Haniyeh and Abbas. Hamas strengthened
Olmert. No support for unilateral moves
Only 23 percent of Palestinians and 17 percent of Israelis prefer unilateral steps to negotiation over a settlement for the regional conflict, a new joint survey published by the Harry S. Truman Institute for the Advancement of Peace at the Hebrew University in Jerusalem and the Palestinian Center for Public Opinion in Ramallah revealed.
According to the poll, which was conducted between March 16-21, 73 percent of the Palestinian public and 76 percent of the Israeli public prefer that further withdrawals in the West Bank be carried out in the framework of bilateral talks, and not unilaterally. The poll also showed that 60 percent of Israelis support negotiations over a permanent peace agreement with Palestinian Chairman Mahmoud Abbas.
The survey also examined the effect of the dramatic political change in the Palestinian Authority on the willingness of both sides to mutually recognize each other's national identity, and the willingness of the Palestinians under a Hamas-led government to recognize the State of Israel. According to the poll, only 37 percent of Palestinians advocate recognition of Israel by the Hamas, while 59 percent oppose such recognition, even in the event of international pressure on the PA.
However, on conditions of peace and after the formation of an independent Palestinian state, 66 percent of Palestinians and 68 percent of Israelis are willing to mutually recognize Israel as the land of the Jewish people and Palestine as the land of the Palestinian people.

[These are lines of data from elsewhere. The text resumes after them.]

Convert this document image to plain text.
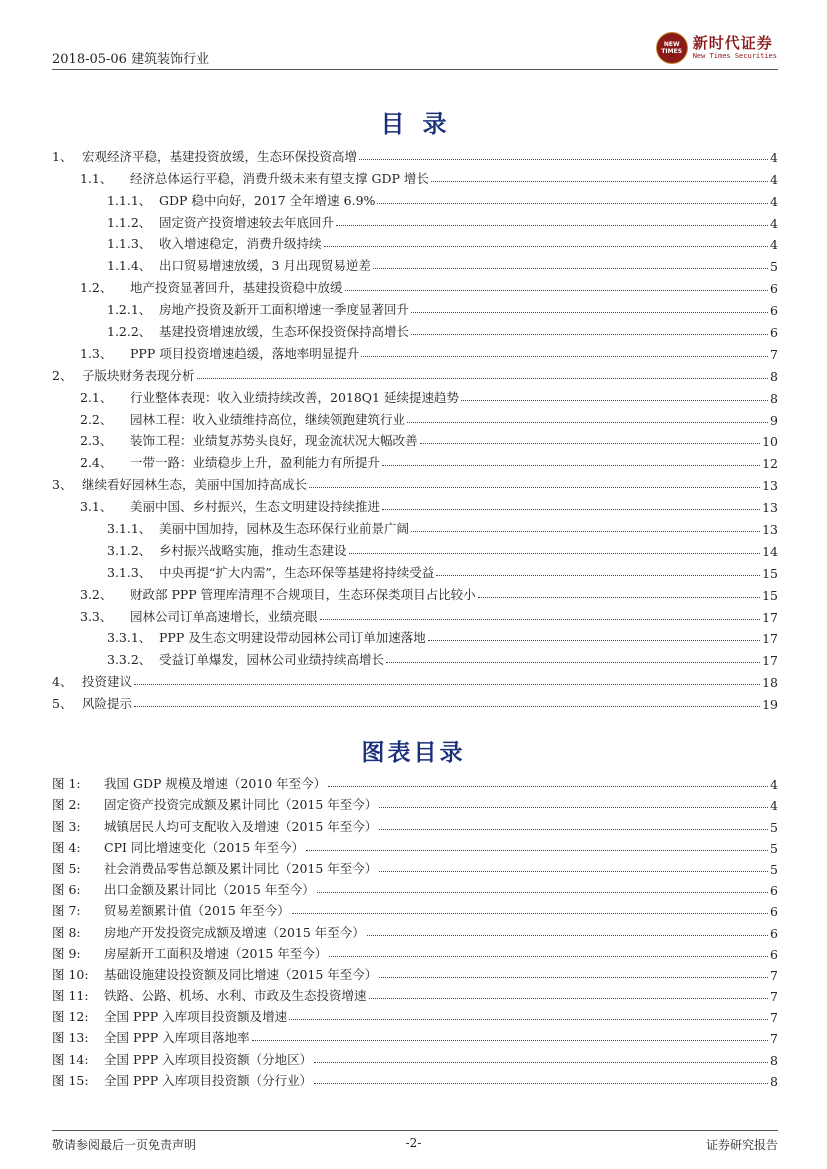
2018-05-06 建筑装饰行业
NEW TIMES 新时代证券
New Times Securities
目录
1、 宏观经济平稳，基建投资放缓，生态环保投资高增	4
1.1、	经济总体运行平稳，消费升级未来有望支撑 GDP 增长	4
1.1.1、 GDP 稳中向好，2017 全年增速 6.9%	4
1.1.2、 固定资产投资增速较去年底回升	4
1.1.3、 收入增速稳定，消费升级持续	4
1.1.4、 出口贸易增速放缓，3 月出现贸易逆差	5
1.2、	地产投资显著回升，基建投资稳中放缓	6
1.2.1、 房地产投资及新开工面积增速一季度显著回升	6
1.2.2、 基建投资增速放缓，生态环保投资保持高增长	6
1.3、	PPP 项目投资增速趋缓，落地率明显提升	7
2、 子版块财务表现分析	8
2.1、	行业整体表现：收入业绩持续改善，2018Q1 延续提速趋势	8
2.2、	园林工程：收入业绩维持高位，继续领跑建筑行业	9
2.3、	装饰工程：业绩复苏势头良好，现金流状况大幅改善	10
2.4、	一带一路：业绩稳步上升，盈利能力有所提升	12
3、 继续看好园林生态，美丽中国加持高成长	13
3.1、	美丽中国、乡村振兴，生态文明建设持续推进	13
3.1.1、 美丽中国加持，园林及生态环保行业前景广阔	13
3.1.2、 乡村振兴战略实施，推动生态建设	14
3.1.3、 中央再提“扩大内需”，生态环保等基建将持续受益	15
3.2、	财政部 PPP 管理库清理不合规项目，生态环保类项目占比较小	15
3.3、	园林公司订单高速增长，业绩亮眼	17
3.3.1、 PPP 及生态文明建设带动园林公司订单加速落地	17
3.3.2、 受益订单爆发，园林公司业绩持续高增长	17
4、 投资建议	18
5、 风险提示	19
图表目录
图 1:	我国 GDP 规模及增速（2010 年至今）	4
图 2:	固定资产投资完成额及累计同比（2015 年至今）	4
图 3:	城镇居民人均可支配收入及增速（2015 年至今）	5
图 4:	CPI 同比增速变化（2015 年至今）	5
图 5:	社会消费品零售总额及累计同比（2015 年至今）	5
图 6:	出口金额及累计同比（2015 年至今）	6
图 7:	贸易差额累计值（2015 年至今）	6
图 8:	房地产开发投资完成额及增速（2015 年至今）	6
图 9:	房屋新开工面积及增速（2015 年至今）	6
图 10:	基础设施建设投资额及同比增速（2015 年至今）	7
图 11:	铁路、公路、机场、水利、市政及生态投资增速	7
图 12:	全国 PPP 入库项目投资额及增速	7
图 13:	全国 PPP 入库项目落地率	7
图 14:	全国 PPP 入库项目投资额（分地区）	8
图 15:	全国 PPP 入库项目投资额（分行业）	8
敬请参阅最后一页免责声明	-2-	证券研究报告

Notably, similar support figures were also expressed in a poll conducted in September 2005, before Hamas rose to power.
If the declaration of a Palestinian state takes place in the framework of negotiations with Israel, 80 percent of the Palestinians would back it, and 17 percent would object it, the survey indicated. As for the Israeli public, 83 percent prefer to see such a move being carried out under talks with Israel, while 14 percent said they would rather have it as a unilateral move.
PA: Hamas gained strength
Following Hamas' win in democratic elections, the Palestinians' view of democracy and human rights didn't show any change. 34 percent believe that the current situation of the democracy in the PA is good, or very good. On the other hand, among Israelis only 6 percent believe that state of democracy is good or very good. In addition, 58 percent of Israelis believe that Hamas aspires to conquer Israel and kill most of its Jewish residents. A majority of Israelis, 55 percent believe that the chances Hamas will moderate and recognize the State of Israel are low, or very low.
And what about Hamas' power in the Palestinian street? It seems that Hamas keeps its strength, if not even getting stronger. If the elections were held today in the PA, 47 percent of the Palestinian voters would vote for Hamas , and 39 percent for the Fatah. Moreover, 46 percent of respondents said they voted for Hamas in the elections of January 2005, while 44 percent reported that they voted for the Fatah.
The poll also examined the sense of security in day-to-day life. On a personal level, 75 percent of the Jewish population is worried, compares to 24 percent that are not worried of harm to themselves or their family members by Arabs. The poll surveyors indicate this figure represents a small increase from the previous poll conducted in June 2005, where 71 percent of the Jewish population were worried compared to 27 percent who were not.
Among Palestinians, a rise in personal threat is observed after Hamas' rise to power. According to the poll, 75 percent believe that their personal safety and their family's are not assured, compare to 64 percent who believed so in June 2005.
The Palestinian sampling represented residents of the Gaza Strip and east Jerusalem and included 1,270 people over the age of 18 who were interviewed in 127 sites in the Gaza Strip, the West Bank, and east Jerusalem, in personal interviews under the supervision of Dr. Khalil Shakaki.
The Israeli data was gathered using phone interviews among a sampling of 603 adults, under the supervision of Dr. Yaakov Shamir from the Truman.